Keywords:
Joseph Cottle, Romanticism, Anglo-Saxons, Medievalism, Reformation, William Wordsworth
Abstract:
At the turn of the nineteenth century, the growing strength of medievalism in aesthetic and cultural discourse renewed interest in England’s Anglo-Saxon past. However, the tropes and motifs that came to define perceptions of pre-Norman society had a gestation period which already stretched back at least as far as the English Reformation. The Romantics, often coming from backgrounds of Protestant dissent themselves, found in these discourses many synergies with their own political and artistic projects. This article will therefore explore the representations of Anglo-Saxon England and the Norman Yoke in Romantic poetry.

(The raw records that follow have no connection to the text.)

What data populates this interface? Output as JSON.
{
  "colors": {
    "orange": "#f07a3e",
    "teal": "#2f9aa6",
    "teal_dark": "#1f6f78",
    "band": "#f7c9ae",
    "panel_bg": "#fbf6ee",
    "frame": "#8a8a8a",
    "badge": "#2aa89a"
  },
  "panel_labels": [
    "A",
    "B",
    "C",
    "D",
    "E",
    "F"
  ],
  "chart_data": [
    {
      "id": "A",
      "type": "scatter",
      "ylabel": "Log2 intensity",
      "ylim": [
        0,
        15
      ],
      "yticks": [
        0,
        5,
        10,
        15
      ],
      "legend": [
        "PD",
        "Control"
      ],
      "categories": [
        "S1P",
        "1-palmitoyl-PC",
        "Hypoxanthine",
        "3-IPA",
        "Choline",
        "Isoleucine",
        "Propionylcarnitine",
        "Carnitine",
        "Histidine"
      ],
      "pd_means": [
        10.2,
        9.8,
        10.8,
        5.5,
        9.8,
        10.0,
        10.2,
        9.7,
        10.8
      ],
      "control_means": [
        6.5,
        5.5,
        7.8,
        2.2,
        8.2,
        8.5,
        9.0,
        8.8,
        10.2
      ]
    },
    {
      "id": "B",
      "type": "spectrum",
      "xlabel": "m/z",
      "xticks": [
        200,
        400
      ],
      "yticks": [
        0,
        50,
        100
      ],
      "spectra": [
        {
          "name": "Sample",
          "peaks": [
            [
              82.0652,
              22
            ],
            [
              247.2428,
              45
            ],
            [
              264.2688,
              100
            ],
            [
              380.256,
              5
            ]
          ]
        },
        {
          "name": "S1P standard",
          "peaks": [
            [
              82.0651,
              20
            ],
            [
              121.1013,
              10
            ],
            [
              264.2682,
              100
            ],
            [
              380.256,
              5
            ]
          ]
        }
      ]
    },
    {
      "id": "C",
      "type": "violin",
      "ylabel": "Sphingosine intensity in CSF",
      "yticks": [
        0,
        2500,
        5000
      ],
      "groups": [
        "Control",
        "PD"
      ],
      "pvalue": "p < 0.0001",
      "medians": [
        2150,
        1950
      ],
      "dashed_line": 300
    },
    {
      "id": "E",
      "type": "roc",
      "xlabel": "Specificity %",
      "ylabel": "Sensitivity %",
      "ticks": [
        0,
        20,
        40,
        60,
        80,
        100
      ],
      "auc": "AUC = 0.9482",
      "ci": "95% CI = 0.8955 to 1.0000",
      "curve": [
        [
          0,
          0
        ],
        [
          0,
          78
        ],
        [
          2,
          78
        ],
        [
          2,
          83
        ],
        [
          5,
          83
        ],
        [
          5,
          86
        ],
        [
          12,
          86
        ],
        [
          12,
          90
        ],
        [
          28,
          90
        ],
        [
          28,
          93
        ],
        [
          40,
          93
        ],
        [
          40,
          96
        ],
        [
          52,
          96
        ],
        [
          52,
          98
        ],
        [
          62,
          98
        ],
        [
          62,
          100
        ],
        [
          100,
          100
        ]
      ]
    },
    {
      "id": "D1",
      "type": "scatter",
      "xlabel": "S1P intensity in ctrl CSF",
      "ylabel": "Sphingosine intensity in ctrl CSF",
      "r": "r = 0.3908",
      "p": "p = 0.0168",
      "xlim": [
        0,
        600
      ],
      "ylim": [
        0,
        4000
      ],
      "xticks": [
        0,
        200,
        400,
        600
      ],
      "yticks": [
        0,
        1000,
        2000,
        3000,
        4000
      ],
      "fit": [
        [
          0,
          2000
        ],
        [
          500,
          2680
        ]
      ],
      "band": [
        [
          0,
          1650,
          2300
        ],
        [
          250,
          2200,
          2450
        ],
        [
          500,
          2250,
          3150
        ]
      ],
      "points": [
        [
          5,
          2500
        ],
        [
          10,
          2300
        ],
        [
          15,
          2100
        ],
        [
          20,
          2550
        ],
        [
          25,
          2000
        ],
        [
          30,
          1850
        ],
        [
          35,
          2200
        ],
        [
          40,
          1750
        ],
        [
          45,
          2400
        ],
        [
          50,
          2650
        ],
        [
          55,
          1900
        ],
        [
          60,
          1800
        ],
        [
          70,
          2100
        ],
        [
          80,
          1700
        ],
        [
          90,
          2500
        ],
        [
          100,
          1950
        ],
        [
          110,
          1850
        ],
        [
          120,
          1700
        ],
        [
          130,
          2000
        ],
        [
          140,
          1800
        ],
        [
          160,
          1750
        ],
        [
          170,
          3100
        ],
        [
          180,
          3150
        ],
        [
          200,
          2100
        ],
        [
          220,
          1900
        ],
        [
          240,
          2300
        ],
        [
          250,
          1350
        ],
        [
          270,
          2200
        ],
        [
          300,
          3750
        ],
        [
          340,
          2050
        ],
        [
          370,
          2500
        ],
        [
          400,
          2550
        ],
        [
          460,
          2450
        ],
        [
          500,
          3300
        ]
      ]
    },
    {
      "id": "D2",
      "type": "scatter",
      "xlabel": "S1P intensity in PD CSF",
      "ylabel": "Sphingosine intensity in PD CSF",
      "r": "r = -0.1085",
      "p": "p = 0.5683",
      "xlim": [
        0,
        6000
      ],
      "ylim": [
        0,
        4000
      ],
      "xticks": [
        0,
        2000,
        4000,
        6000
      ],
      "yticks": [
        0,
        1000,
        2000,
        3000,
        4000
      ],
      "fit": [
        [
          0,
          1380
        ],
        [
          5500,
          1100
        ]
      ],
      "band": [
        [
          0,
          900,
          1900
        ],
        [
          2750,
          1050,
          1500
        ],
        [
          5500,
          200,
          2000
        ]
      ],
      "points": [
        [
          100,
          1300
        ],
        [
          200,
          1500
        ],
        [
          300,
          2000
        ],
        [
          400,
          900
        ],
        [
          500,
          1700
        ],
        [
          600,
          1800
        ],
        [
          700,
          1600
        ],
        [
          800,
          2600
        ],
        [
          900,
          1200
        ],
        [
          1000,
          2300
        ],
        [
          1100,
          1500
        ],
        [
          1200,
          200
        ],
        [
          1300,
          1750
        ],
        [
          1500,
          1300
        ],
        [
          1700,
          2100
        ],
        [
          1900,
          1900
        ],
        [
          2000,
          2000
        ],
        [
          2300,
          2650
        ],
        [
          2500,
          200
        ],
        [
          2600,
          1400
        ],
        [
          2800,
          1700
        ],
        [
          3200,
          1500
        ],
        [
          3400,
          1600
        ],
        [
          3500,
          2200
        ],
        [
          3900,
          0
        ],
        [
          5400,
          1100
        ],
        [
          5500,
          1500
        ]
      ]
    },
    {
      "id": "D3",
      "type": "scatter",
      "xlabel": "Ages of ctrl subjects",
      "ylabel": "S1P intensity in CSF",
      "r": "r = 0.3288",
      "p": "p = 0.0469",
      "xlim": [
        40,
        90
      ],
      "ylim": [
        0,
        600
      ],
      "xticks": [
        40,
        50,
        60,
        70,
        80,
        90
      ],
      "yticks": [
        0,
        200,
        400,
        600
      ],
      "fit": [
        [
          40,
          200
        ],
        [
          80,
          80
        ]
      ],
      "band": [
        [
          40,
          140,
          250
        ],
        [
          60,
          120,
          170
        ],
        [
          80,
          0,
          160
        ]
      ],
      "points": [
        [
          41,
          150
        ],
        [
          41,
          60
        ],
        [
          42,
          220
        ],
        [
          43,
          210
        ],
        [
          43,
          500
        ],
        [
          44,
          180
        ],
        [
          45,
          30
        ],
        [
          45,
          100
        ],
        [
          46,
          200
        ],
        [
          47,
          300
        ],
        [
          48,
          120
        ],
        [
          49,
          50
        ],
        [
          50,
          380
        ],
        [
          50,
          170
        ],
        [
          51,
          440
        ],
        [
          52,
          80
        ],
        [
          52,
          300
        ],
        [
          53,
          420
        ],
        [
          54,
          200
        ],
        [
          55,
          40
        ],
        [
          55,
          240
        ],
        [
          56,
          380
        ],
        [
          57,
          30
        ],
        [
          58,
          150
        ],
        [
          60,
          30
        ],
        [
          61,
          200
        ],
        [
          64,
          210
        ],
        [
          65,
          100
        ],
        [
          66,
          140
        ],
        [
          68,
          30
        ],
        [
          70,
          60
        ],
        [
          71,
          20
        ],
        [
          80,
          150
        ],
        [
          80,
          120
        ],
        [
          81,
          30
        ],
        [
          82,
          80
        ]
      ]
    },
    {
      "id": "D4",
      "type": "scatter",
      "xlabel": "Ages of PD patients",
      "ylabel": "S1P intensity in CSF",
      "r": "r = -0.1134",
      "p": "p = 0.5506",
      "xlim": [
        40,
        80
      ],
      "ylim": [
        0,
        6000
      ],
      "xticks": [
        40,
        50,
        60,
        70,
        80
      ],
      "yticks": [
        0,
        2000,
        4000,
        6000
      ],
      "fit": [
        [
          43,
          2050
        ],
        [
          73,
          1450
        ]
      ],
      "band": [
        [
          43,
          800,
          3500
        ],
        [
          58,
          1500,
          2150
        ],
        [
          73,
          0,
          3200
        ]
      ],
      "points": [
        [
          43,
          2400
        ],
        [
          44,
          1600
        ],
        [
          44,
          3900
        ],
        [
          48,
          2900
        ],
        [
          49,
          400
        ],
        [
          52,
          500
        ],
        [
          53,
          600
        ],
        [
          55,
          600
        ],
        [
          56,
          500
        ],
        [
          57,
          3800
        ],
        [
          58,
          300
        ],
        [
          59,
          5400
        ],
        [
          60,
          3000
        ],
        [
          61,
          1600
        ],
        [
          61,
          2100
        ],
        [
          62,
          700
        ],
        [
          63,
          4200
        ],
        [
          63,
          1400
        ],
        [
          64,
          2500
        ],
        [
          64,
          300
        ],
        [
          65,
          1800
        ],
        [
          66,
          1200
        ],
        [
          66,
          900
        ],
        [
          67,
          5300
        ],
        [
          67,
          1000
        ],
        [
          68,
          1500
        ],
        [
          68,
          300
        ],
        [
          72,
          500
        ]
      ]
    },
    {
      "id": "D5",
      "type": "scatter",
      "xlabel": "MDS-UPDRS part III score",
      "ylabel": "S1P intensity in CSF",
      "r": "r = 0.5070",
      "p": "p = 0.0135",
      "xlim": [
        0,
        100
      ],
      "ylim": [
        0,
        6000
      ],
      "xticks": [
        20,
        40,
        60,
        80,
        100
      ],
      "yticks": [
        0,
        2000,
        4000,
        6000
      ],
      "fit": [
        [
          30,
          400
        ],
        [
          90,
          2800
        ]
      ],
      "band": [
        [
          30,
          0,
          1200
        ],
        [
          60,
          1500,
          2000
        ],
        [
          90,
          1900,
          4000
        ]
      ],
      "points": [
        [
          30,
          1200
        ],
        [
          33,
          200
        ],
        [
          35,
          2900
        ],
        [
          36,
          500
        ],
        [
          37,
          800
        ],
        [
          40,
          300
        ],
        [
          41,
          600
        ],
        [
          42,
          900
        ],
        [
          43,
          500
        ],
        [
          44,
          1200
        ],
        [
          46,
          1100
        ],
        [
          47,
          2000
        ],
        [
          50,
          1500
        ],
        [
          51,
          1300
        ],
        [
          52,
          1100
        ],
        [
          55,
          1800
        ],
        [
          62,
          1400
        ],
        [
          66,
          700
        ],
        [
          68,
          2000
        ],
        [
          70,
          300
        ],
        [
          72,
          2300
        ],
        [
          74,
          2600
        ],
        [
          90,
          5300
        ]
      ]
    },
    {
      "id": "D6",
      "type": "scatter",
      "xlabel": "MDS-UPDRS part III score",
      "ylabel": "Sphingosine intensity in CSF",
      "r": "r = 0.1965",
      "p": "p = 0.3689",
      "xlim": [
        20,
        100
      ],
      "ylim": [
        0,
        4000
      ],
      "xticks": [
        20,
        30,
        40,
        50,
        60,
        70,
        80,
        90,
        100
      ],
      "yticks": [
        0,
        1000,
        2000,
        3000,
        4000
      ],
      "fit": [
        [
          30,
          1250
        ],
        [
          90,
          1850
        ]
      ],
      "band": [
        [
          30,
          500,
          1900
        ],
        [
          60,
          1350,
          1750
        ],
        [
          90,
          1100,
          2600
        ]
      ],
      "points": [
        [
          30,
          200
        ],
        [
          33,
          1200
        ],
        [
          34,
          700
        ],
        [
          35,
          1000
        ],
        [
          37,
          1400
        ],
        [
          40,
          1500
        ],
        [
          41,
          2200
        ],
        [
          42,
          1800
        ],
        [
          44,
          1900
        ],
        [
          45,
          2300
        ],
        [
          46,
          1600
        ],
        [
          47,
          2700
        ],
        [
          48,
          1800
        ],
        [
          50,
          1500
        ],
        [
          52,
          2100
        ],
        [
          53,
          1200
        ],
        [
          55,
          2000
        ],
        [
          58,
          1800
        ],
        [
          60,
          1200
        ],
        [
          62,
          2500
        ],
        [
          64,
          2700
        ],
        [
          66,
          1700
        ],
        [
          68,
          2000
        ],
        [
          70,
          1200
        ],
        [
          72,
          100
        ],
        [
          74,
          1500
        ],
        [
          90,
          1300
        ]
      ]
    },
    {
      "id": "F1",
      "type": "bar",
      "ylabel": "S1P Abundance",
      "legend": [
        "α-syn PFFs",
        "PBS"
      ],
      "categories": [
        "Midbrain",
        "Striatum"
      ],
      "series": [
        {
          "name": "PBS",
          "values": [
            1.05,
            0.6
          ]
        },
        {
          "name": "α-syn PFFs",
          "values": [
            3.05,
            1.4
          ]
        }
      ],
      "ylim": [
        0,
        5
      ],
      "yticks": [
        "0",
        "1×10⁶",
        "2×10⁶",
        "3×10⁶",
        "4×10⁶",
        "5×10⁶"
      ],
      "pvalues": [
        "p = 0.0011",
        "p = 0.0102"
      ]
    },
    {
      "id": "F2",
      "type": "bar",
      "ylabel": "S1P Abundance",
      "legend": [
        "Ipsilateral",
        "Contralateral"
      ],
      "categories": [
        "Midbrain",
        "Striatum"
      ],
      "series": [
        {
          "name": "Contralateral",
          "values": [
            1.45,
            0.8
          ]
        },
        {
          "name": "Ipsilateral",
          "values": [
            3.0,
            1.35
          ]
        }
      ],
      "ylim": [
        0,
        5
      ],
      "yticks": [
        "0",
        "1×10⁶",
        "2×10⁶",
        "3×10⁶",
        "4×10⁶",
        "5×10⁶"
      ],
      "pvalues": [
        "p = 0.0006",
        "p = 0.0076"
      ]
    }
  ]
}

It will do this by focusing on the work of two writers: Joseph Cottle and William Wordsworth. Though not nearly as well- known as many of his contemporaries and friends, Joseph Cottle was a key figure in early Romanticism. Moreover, his major work, Alfred; An Epic Poem, is one of the most substantial representations of Anglo-Saxon England in Romantic literature, combining many of the discursive elements passed down through the radical Protestant tradition of the sixteenth and seventeenth centuries with the aesthetic and political sensibilities of the eighteenth and nineteenth centuries. In Ecclesiastical Sketches, Wordsworth similarly uses England’s pre-Norman past to explore the role of religion in the continuity of national identity. However, his treatment is more ambivalent, adapting the idiom of dissenting radicals in order to defend the established church. In exploring the aspects of Anglo-Saxon history represented in this poetry, the article seeks to uncover the roots of these discourses, analyse the innovations contributed by the Romantics, and point towards the directions these discourses would take in the future.
About the author
Rory Edgington
Rory Edgington is a second-year doctoral candidate at the Universitat Autònoma de Barcelona. He is currently investigating the political, philosophical, and theological legacy of the English Revolution and its impact on Romanticism. His research focuses in particular on the evolution of millenarian discourses in the work of the English Romantic poets. He has also carried out research on the political ramifications of the domestic sphere in the work of John Milton, and is interested in the use of the sublime to break ideological structures in the poetry of William Blake and P. B. Shelley.